Stock Price Prediction with BERT

In my Data Science thesis project, I developed a model able to predict the Natural Gas stock price based on the topical news published daily on Reuters and the historical time series of the price. Here you can find a summary of the project while on my GitHub page, you can find the integral version.

This project merges various techniques a Data Scientist should have. Firstly, I scraped headlines and summaries from Reuters, a journalistic online agency. Then, I applied both Natural Language Processing and Time Series techniques alternating machine learning, deep learning, and statistical methods.
In addition, I performed Twitter scraping and streaming to collect all the posts published during 2022 about the invasion of Ukraine and Gas Natural. Finally, I applied state-of-the-art comparison methodologies to select the best model among the ones chosen.

The Russian invasion of Ukrainian territory led to serious consequences all over Europe. Among them, the gas price growth brought many European countries to revisit their policy. This growth pushed the stock price to levels never recorded before. This is the reason why I chose to face this problem as a thesis project.

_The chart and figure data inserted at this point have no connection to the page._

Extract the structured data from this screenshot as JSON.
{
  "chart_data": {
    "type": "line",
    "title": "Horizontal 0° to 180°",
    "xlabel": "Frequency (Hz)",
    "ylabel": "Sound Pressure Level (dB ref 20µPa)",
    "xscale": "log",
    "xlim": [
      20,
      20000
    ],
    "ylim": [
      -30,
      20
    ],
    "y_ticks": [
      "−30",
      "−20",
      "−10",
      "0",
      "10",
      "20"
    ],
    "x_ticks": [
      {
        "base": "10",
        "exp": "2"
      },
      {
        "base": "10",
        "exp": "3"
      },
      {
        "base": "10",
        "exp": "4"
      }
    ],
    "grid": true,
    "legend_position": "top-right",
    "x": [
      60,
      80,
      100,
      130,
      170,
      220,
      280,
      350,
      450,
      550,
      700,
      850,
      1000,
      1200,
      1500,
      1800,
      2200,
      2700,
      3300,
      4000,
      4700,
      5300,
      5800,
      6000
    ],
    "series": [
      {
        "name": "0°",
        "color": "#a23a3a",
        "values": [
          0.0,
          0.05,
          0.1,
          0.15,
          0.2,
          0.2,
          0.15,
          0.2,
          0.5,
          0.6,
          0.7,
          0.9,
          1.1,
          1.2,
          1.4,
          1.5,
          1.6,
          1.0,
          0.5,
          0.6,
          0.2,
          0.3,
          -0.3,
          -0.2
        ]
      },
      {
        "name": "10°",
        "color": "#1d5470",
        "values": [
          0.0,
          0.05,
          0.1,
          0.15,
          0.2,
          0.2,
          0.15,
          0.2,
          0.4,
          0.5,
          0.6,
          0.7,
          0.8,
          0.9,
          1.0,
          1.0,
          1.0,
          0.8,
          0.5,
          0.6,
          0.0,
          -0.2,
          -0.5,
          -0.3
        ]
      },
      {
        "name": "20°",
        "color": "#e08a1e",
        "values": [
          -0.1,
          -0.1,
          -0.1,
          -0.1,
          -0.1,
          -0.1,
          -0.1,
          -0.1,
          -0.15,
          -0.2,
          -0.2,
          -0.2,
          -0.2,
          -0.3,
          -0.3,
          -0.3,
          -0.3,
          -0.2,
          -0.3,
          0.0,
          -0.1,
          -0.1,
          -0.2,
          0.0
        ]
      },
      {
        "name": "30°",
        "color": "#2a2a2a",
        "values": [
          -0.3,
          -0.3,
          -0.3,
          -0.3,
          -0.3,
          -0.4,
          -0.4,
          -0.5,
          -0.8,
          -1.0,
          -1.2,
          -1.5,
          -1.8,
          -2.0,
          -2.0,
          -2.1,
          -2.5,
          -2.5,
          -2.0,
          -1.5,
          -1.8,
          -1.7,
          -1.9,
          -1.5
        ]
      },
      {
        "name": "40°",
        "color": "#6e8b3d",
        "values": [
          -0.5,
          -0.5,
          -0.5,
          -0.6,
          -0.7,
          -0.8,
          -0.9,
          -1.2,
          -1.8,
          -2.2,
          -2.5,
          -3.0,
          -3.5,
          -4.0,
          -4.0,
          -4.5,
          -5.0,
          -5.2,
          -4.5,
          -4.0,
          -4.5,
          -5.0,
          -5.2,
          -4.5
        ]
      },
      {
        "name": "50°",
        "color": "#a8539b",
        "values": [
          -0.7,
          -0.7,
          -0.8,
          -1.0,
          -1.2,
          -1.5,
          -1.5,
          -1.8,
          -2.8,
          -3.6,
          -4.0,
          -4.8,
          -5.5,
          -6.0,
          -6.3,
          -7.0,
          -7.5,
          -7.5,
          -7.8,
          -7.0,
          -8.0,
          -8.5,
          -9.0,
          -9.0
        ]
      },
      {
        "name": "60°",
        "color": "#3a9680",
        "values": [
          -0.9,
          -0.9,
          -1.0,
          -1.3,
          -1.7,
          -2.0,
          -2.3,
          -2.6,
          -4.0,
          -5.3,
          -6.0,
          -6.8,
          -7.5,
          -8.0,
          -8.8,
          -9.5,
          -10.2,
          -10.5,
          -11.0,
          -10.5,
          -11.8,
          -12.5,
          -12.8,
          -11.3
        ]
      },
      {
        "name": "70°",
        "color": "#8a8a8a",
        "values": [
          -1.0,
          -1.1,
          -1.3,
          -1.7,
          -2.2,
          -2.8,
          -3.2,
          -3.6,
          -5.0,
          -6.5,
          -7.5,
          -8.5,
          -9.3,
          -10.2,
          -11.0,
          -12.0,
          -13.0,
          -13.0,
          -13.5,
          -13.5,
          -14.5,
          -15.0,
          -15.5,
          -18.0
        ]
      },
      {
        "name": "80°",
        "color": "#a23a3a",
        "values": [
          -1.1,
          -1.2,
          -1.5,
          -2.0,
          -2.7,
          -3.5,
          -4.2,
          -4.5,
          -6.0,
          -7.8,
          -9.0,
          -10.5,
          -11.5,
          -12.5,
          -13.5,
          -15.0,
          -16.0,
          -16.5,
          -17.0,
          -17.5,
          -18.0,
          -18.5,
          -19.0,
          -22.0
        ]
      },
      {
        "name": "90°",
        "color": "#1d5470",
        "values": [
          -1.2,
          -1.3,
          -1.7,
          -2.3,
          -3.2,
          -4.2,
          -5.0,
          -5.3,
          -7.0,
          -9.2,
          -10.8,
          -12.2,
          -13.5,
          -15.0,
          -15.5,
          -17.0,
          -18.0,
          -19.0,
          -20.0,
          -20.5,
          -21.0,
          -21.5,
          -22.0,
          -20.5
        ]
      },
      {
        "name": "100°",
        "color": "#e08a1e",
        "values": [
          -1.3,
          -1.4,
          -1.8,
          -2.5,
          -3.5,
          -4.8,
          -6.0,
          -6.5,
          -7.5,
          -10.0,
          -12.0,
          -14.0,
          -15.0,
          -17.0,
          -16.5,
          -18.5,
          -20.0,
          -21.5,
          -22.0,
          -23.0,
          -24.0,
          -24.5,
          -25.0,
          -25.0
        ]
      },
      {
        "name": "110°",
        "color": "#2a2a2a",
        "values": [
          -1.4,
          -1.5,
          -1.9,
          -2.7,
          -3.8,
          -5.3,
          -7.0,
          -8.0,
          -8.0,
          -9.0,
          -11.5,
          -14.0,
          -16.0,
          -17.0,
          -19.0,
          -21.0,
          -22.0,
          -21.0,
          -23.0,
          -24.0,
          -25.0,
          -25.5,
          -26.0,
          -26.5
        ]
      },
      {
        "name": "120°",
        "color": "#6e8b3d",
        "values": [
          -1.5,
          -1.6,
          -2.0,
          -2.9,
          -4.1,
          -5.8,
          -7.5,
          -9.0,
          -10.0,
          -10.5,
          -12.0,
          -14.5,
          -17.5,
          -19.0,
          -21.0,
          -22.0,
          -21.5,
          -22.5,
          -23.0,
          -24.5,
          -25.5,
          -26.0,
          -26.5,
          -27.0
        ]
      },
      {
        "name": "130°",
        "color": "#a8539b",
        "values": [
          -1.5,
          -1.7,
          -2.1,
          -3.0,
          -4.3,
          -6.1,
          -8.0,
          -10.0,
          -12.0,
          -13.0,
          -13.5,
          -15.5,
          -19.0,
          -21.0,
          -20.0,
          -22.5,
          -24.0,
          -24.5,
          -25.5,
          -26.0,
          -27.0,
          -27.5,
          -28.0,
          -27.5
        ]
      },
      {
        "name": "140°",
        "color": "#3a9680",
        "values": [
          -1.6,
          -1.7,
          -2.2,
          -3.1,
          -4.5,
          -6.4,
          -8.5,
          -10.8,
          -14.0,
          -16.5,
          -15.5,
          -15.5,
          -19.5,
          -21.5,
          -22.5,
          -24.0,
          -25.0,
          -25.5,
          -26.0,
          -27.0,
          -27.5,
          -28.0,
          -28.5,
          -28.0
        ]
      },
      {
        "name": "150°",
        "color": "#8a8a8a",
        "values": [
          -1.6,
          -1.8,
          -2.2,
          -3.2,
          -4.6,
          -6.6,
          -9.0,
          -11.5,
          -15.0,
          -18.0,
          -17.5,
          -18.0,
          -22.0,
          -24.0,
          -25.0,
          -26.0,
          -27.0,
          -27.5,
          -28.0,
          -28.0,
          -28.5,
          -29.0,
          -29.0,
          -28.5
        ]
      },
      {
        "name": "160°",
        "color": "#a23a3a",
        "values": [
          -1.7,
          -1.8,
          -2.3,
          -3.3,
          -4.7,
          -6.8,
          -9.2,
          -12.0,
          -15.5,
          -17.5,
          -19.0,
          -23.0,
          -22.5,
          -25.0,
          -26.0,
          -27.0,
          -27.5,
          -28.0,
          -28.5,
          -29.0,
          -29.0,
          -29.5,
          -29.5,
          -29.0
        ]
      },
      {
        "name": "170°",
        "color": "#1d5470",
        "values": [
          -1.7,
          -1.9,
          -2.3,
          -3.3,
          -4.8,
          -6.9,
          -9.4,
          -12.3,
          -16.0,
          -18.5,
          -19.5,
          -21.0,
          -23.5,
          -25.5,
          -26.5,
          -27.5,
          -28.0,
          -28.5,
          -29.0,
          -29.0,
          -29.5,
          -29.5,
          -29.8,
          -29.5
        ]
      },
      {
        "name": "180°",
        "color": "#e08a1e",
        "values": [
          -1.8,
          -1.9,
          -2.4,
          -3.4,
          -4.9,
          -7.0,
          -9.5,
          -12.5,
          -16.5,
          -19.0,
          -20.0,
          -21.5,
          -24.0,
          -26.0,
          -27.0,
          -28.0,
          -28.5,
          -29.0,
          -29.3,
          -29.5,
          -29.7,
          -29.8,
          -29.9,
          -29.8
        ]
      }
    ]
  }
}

The heart of this project was the development of a BERT model able to forecast the stock price as accurately as possible. BERT is Language Model created to accomplish different tasks compared to this. The application of some architectural changes transformed the problem into a regression one. Besides, the usage of a Rolling Cross Validation allowed the model to handle sequential data.
Two BERT alternatives were proposed to solve the task: DistilBERT and FinBERT. The first is a light version of BERT which keeps 97% of prediction power. The second is a variant pre-trained on financial data. After various attempts discussed in the thesis, the best model was DistilBERT trained with the following features: the daily processed news, the moving average of the price, and the output of the Financial Sentiment Analysis performed on the same news. The introduction of a numeric feature as input for BERT models was a great step forward since these kinds of models only process textual data.

Data Science

I also selected two baseline models to have a benchmark with whom to compare the major models. These models were a statistical model ARIMA and a Random Forest. The Rolling Cross Validation and some structural transformations applied to the dataset allowed me to compare properly all the models trained. In the end, the best model cited above was tested on the 2022 set which was the year that registered new stock price values. The models initially struggled then thanks to the division in multiple folds it could adapt itself to new observations and consequently reduce the error.